Aku melirik bekal yang tak sempat kusantap, buru-buru meninggalkan tempat itu. Menaruh kembali di ruang penitipan. Jam makanku telah usai hanya demi menguping pembicaraan mereka bertiga. Aku berjalan ke lapangan, diliputi perasaan banggaku pada Herlina.

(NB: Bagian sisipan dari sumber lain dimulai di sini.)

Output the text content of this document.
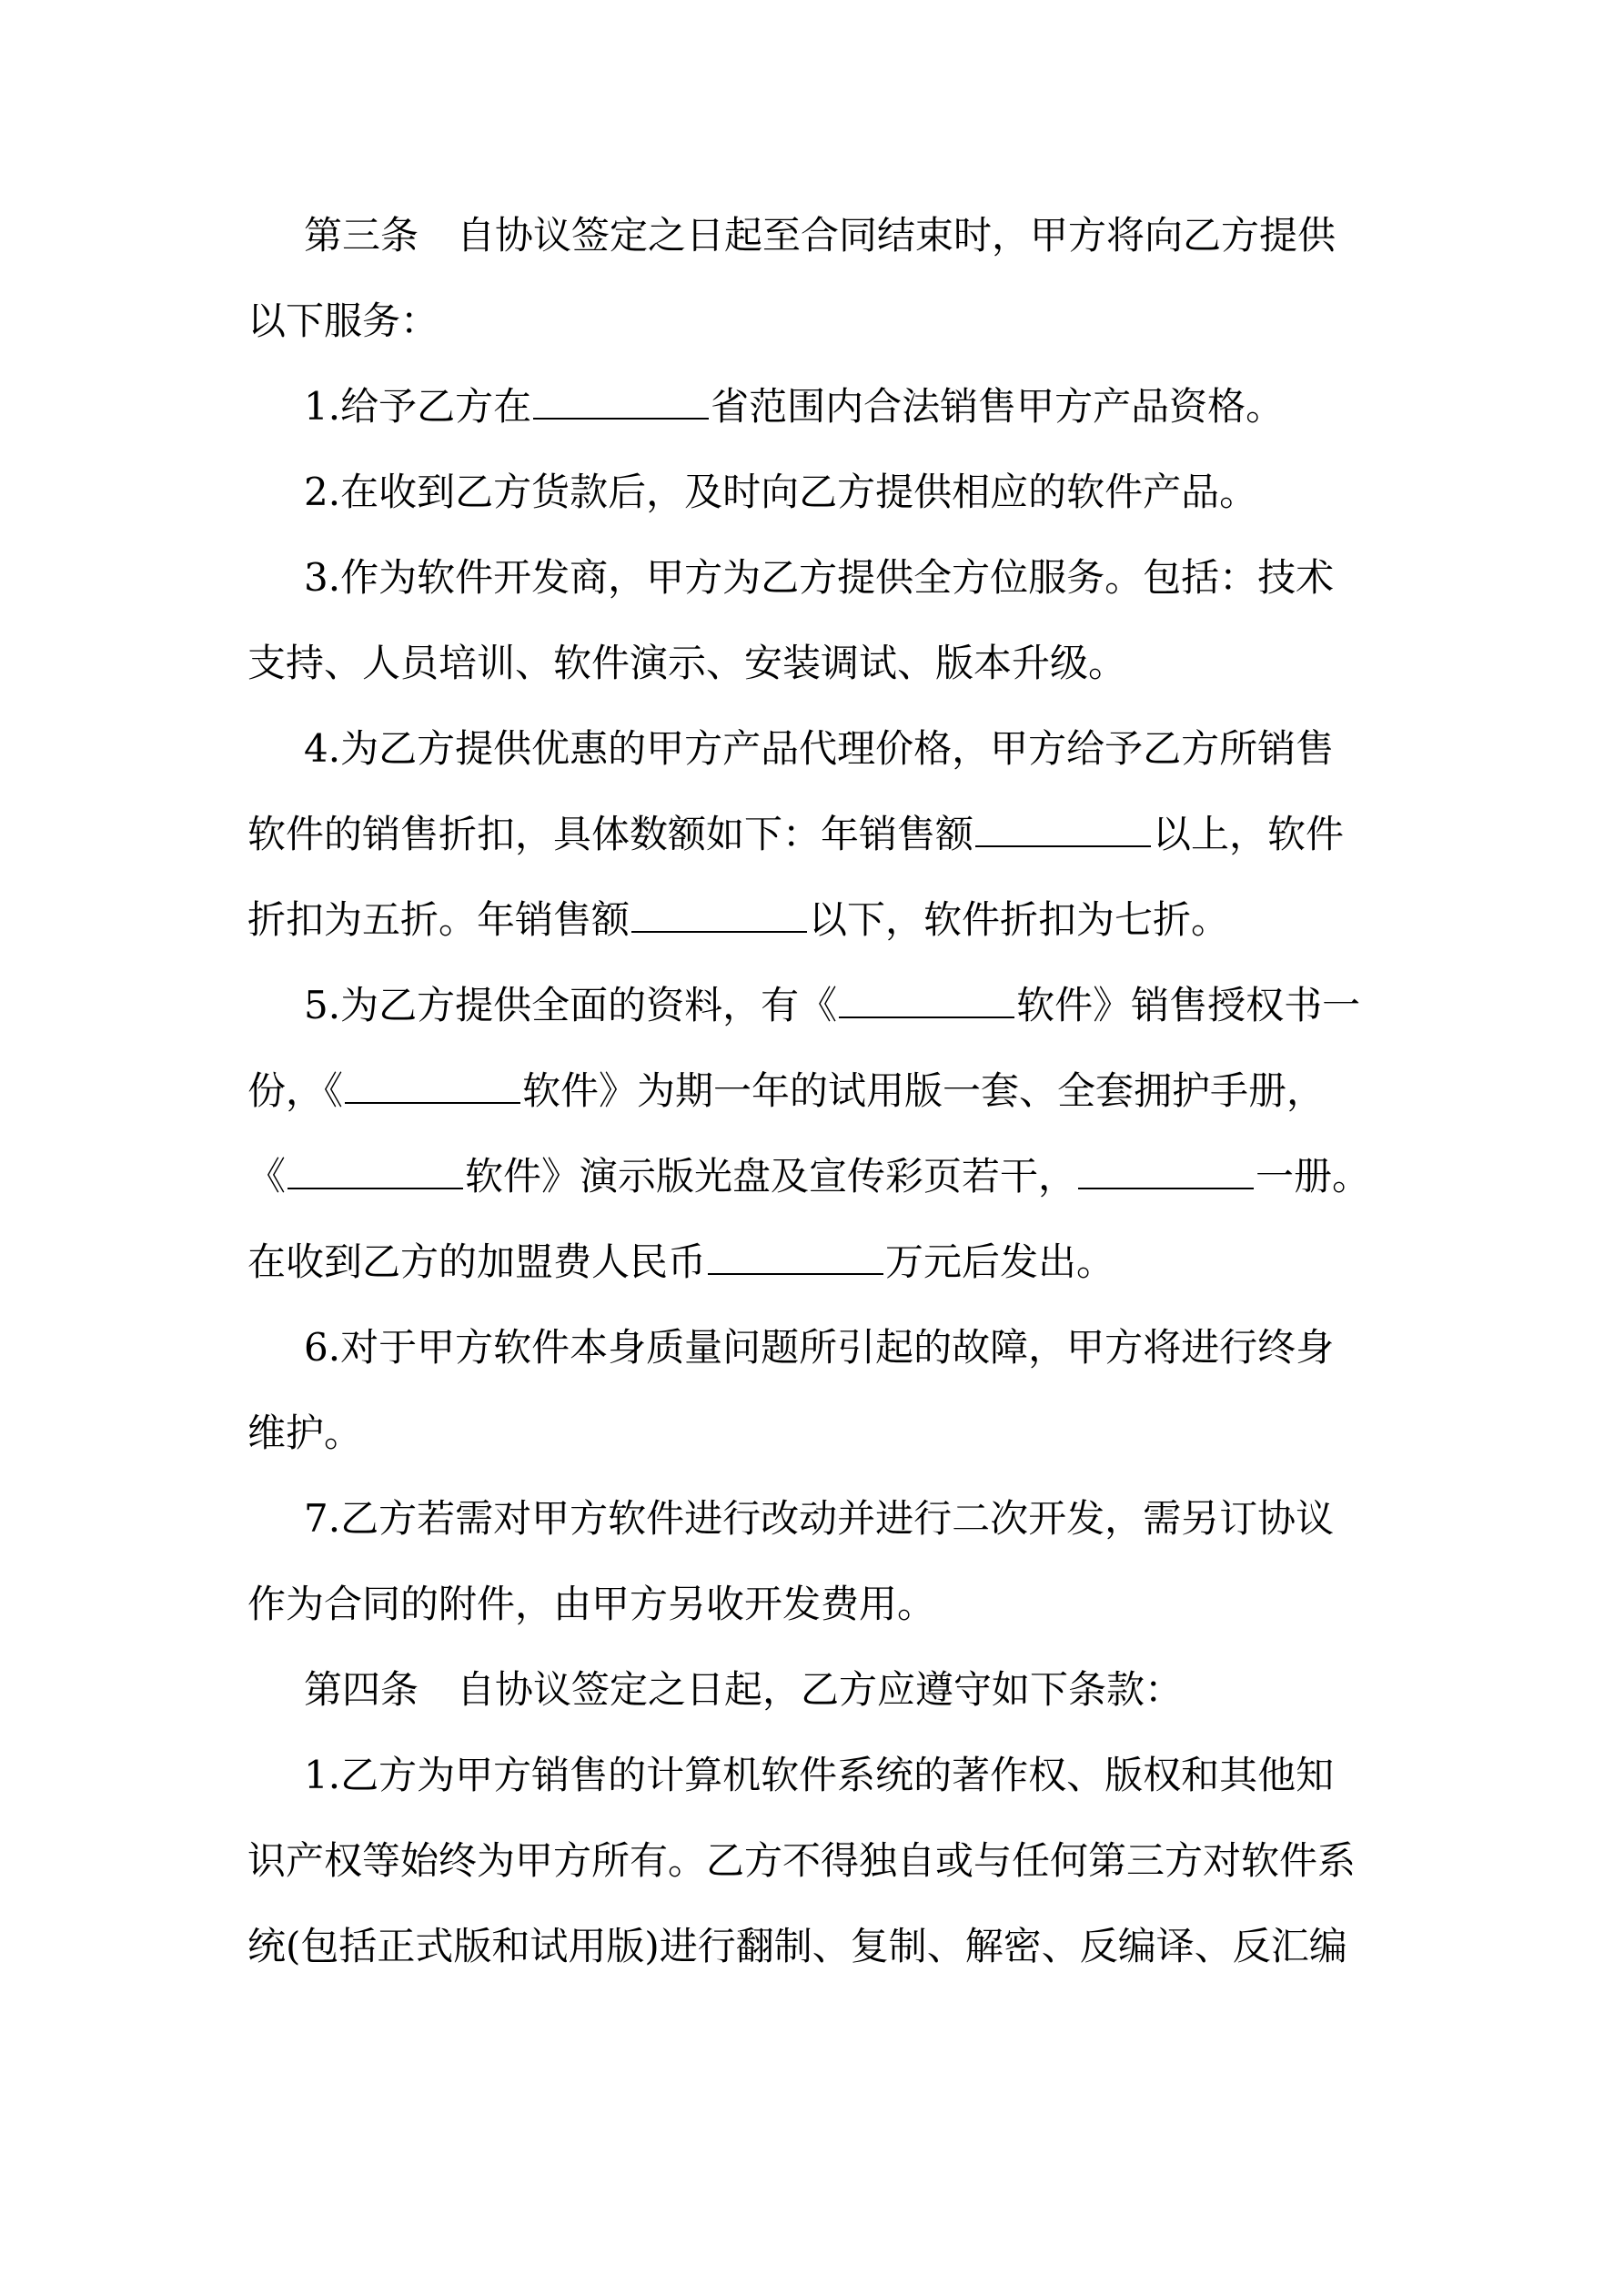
第三条　自协议签定之日起至合同结束时，甲方将向乙方提供
以下服务：

1.给予乙方在	省范围内合法销售甲方产品资格。

2.在收到乙方货款后，及时向乙方提供相应的软件产品。

3.作为软件开发商，甲方为乙方提供全方位服务。包括：技术
支持、人员培训、软件演示、安装调试、版本升级。

4.为乙方提供优惠的甲方产品代理价格，甲方给予乙方所销售
软件的销售折扣，具体数额如下：年销售额	以上，软件
折扣为五折。年销售额	以下，软件折扣为七折。

5.为乙方提供全面的资料，有《	软件》销售授权书一
份，《	软件》为期一年的试用版一套、全套拥护手册，
《	软件》演示版光盘及宣传彩页若干，	一册。
在收到乙方的加盟费人民币	万元后发出。

6.对于甲方软件本身质量问题所引起的故障，甲方将进行终身
维护。

7.乙方若需对甲方软件进行改动并进行二次开发，需另订协议
作为合同的附件，由甲方另收开发费用。

第四条　自协议签定之日起，乙方应遵守如下条款：

1.乙方为甲方销售的计算机软件系统的著作权、版权和其他知
识产权等始终为甲方所有。乙方不得独自或与任何第三方对软件系
统(包括正式版和试用版)进行翻制、复制、解密、反编译、反汇编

Hampir tiga hari, aku tak melihat Herlina di lapangan. Kabar teranyar kudengar, dia diterima di kantor personalia. Tugasnya mengangkat telepon dari luar, berbicara dengan mister-mister dalam bahasa Mandarin. Tak pernah kupikirkan kalau ternyata Herlina bukanlah orang sembarangan. Aku kagum dengan kelebihan yang dimilikinya. Andai tahu dari awal, aku pasti kursus kilat padanya.
Penyesalan terdalamku tak bisa kutebus, karena aku tak tahu alamatnya di mana. Nomor handphone-nya juga tak punya. Anganku terkubur di tengah deru mesin. Pantas saja, jika aku berbicara dengan Herlina, gaya bicaranya beda, seperti bukan berhadapan dengan buruh biasa. Wawasannya terkesan luas.
Buruh bukan sembarang buruh... itulah julukan yang tepat buatnya.
**
[1]Airjetloom; mesin tenun yang menggunakan uap sebagai energi penggeraknya.
[2] Benang untuk menenun kain yang tergulung di beam.
[3] Tempat gulungan benang lusi, terbuat dari besi bundar. Panjangnya kurang lebih dua meter, dengan diameter roda pinggirannya sekitar satu meter.
[4] Jenis mesin tenun yang digunakan. Ada juga mesin toyoda dan dobby yang ukurannya lebih besar.
[5] Penahan benang lusi supaya tidak kendor dan tetap berada di jalurnya.
[6] Alat untuk menenun, bentuknya seperti jarum tapi penjang, sebesar lidi. Lubangnya pun bukan berada di pangkal tapi di tengah.